WILL scores of Labour MPs be swept away by the expenses scandal engulfing Westminster – ending the party’s near-monopoly of Merseyside seats?

Attention is already switching to the impact on next year’s general election, with predictions of a populist backlash against all “incumbent” MPs, accused of riding the gravy train.

It may not matter that the most recent revelations – the claims for chandeliers, swimming pool upkeep and horse manure – suggest the Conservatives are also up to their necks in this sleaze.
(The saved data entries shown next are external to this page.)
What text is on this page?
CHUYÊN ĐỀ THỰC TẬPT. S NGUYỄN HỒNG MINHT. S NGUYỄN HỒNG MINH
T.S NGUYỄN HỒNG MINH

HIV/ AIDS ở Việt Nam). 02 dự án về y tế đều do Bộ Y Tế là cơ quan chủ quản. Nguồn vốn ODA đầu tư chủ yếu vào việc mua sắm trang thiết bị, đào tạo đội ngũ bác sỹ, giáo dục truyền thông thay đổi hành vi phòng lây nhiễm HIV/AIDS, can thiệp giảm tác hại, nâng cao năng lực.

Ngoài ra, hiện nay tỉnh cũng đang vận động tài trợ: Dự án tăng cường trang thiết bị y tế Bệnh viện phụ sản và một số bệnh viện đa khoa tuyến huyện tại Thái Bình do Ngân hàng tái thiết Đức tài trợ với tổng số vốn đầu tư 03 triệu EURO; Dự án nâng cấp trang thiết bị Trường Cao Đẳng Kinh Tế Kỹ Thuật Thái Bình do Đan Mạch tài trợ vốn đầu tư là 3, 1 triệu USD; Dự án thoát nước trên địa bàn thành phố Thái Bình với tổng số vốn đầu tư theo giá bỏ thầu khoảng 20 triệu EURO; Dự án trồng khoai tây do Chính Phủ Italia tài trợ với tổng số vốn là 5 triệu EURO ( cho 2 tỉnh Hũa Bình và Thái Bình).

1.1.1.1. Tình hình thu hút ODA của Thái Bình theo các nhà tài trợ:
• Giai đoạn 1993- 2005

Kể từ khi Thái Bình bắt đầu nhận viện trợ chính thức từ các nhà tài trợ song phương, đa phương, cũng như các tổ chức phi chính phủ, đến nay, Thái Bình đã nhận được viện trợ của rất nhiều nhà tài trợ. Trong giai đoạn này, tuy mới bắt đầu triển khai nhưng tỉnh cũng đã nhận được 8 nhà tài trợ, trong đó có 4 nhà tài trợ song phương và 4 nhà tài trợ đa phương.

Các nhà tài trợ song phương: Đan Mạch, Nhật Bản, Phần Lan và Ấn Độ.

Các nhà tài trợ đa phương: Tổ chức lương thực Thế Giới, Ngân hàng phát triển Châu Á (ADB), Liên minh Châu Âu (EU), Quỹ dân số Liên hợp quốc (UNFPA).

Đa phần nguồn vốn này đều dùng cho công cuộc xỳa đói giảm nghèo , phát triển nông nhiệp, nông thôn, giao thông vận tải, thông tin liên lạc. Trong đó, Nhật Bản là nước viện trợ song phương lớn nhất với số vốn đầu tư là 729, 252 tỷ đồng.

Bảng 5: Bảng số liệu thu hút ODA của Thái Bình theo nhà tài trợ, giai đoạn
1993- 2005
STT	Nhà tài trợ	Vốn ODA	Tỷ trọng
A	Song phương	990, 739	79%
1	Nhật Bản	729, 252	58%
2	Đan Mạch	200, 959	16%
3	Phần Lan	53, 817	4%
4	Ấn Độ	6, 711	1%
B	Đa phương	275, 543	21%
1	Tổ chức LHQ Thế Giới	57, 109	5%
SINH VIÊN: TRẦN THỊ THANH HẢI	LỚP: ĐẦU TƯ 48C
Most incumbents – and, certainly, most in marginal seats – are Labour MPs, which means a voters’ war on sitting MPs will be calamitous news for Gordon Brown.

Already, Stephen Hesford (Wirral West ), Ben Chapman (Wirral South), Claire Curtis-Thomas (the new seat of Sefton Central) and Rosie Cooper (West Lancashire) are extremely vulnerable to Labour’s ongoing turmoil.

More Mersey MPs will fall if the pent-up fury triggered by all the tax-dodging and furniture-scrounging is released, next May, in a wipe-out of those stained by their years at Westminster.

Furthermore, in Cheshire, memories are still fresh of the last such backlash in 1997, which saw former BBC reporter Martin Bell sensationally defeat Tory Neil Hamilton in true-blue Tatton.

If the Tories could lose in the Cheshire “footballers wives’ belt”, could Labour lose in its working-class heartlands of Liverpool and the like?

The first thing to say is that there is, as yet, no evidence that Merseyside MPs have engaged in the sort of expenses skulduggery laid bare elsewhere.

Secondly, we should resist the temptation to scream “they are all crooks”, even as the number of MPs who have abused the system tots up, day-by-day.

I spend time with the Merseyside MPs. I know they are hard-working and enter Parliament to improve the lives of their constituents – not to enrich themselves at taxpayers’ expense.